WHAT TO CONSIDER WHEN TAX PLANNING FOR EOFY

WHAT TO CONSIDER WHEN TAX PLANNING FOR EOFYWith the end of the financial year looming, it’s time to think about your tax planning options before 30 June 2024 hits. 

We’ve curated a list of top things to focus on when organising your tax affairs for the 2024 year-end, applicable to businesses, primary producers, trusts and individuals.

TRUSTS

 

Trust distribution minutes


Ensure you speak to your tax adviser to ensure your trust distribution resolutions are in place by 30 June 2024.

Be aware that if you are planning to distribute to any new beneficiaries (e.g adult children, corporate beneficiaries) for the 2024 year or beyond you need to ensure a Tax File Number (TFN) report has been lodged notifying the ATO of the beneficiaries’ TFN before the end of the financial year if not already done. This is to notify the ATO of any new beneficiaries as they have an obligation to provide their TFN to avoid having TFN withholding applied to payments at a hefty rate of 47%.

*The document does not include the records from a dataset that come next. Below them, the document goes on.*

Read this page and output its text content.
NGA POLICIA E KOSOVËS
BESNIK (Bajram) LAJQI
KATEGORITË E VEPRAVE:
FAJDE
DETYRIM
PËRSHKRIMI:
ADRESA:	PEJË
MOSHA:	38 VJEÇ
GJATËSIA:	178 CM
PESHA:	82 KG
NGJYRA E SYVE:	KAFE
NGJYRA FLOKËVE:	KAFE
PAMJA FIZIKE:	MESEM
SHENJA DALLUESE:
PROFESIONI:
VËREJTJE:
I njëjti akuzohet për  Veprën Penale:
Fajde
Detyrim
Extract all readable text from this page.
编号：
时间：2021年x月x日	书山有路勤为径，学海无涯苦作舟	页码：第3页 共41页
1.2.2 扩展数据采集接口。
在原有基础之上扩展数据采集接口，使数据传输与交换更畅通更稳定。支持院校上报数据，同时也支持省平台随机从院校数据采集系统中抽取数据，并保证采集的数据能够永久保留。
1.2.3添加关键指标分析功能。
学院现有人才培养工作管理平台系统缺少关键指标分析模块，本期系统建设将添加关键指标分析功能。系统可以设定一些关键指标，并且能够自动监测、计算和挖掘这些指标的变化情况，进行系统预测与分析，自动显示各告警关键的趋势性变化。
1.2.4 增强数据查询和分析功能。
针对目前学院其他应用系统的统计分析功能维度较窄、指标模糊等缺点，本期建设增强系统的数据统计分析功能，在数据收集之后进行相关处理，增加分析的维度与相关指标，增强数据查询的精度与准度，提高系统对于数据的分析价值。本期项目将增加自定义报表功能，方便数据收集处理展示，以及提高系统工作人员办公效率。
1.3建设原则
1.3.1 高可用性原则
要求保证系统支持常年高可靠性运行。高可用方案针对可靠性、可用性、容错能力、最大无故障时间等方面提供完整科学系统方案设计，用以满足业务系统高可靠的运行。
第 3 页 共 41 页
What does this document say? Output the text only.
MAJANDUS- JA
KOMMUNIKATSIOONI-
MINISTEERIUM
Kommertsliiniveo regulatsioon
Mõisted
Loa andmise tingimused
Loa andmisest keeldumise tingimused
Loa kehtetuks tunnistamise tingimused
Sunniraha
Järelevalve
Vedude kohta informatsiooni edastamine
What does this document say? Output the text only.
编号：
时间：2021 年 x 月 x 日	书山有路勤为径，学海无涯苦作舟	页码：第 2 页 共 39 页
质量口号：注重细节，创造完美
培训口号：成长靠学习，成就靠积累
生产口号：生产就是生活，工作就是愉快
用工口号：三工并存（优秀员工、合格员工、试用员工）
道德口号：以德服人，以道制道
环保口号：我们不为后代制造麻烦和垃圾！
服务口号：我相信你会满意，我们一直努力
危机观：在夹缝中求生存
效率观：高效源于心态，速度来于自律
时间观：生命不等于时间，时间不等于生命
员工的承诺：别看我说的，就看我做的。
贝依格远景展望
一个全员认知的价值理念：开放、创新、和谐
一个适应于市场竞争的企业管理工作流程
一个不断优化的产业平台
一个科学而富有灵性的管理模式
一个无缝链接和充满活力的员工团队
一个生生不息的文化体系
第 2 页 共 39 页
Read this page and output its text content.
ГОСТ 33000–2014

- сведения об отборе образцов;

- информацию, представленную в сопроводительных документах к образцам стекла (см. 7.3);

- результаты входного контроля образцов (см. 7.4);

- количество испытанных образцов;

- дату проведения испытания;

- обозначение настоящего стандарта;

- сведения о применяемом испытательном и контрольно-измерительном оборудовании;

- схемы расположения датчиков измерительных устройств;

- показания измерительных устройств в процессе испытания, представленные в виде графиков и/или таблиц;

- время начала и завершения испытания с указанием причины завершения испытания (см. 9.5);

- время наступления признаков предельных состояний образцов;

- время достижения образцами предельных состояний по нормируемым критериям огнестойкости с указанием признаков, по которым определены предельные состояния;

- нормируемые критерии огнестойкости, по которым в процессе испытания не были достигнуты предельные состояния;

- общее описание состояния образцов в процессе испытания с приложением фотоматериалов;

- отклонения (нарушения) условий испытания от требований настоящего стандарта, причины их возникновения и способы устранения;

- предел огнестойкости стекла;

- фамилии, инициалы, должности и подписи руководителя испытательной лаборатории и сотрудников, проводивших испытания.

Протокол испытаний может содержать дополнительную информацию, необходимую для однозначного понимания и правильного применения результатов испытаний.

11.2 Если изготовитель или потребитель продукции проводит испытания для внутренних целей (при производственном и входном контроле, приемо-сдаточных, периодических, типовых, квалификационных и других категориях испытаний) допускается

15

Updated guidance on Family Trust Arrangements


On 23 February 2022, the Australian Taxation Office (ATO) issued long-awaited guidance on discretionary trusts and the application and operation of section 100A of the Income Tax Assessment Act 1936 (ITAA 1936).

The ATO simultaneously issued updated guidance setting out the ATO’s current view on Division 7A, trusts and unpaid present entitlements owing to corporate beneficiaries. The guidance is set to have a significant impact on discretionary trusts in Australia, particularly in familial arrangements where trusts are used for business and investment purposes and trustees have (or intend to) distribute income of the trust to adult beneficiaries over the age of 18 (adult child beneficiaries) or corporate beneficiaries.

Learn more on this topic here, or contact an RSM adviser for more information.


Division 7A Loans – Trust distributing to a company


When deciding to distribute income from a Trust to a Company during the 2024 financial year to benefit from a lower company tax rate, ensure you have considered Division 7A consequences.

Where a Trust distributes income to a Company, the Unpaid Present Entitlement (UPE) may result in a deemed dividend if the UPE is not repaid by the lodgement due date of the Trust’s 2024 Income Tax Return or placed on a complying Division 7A loan agreement or Sub Trust Agreement.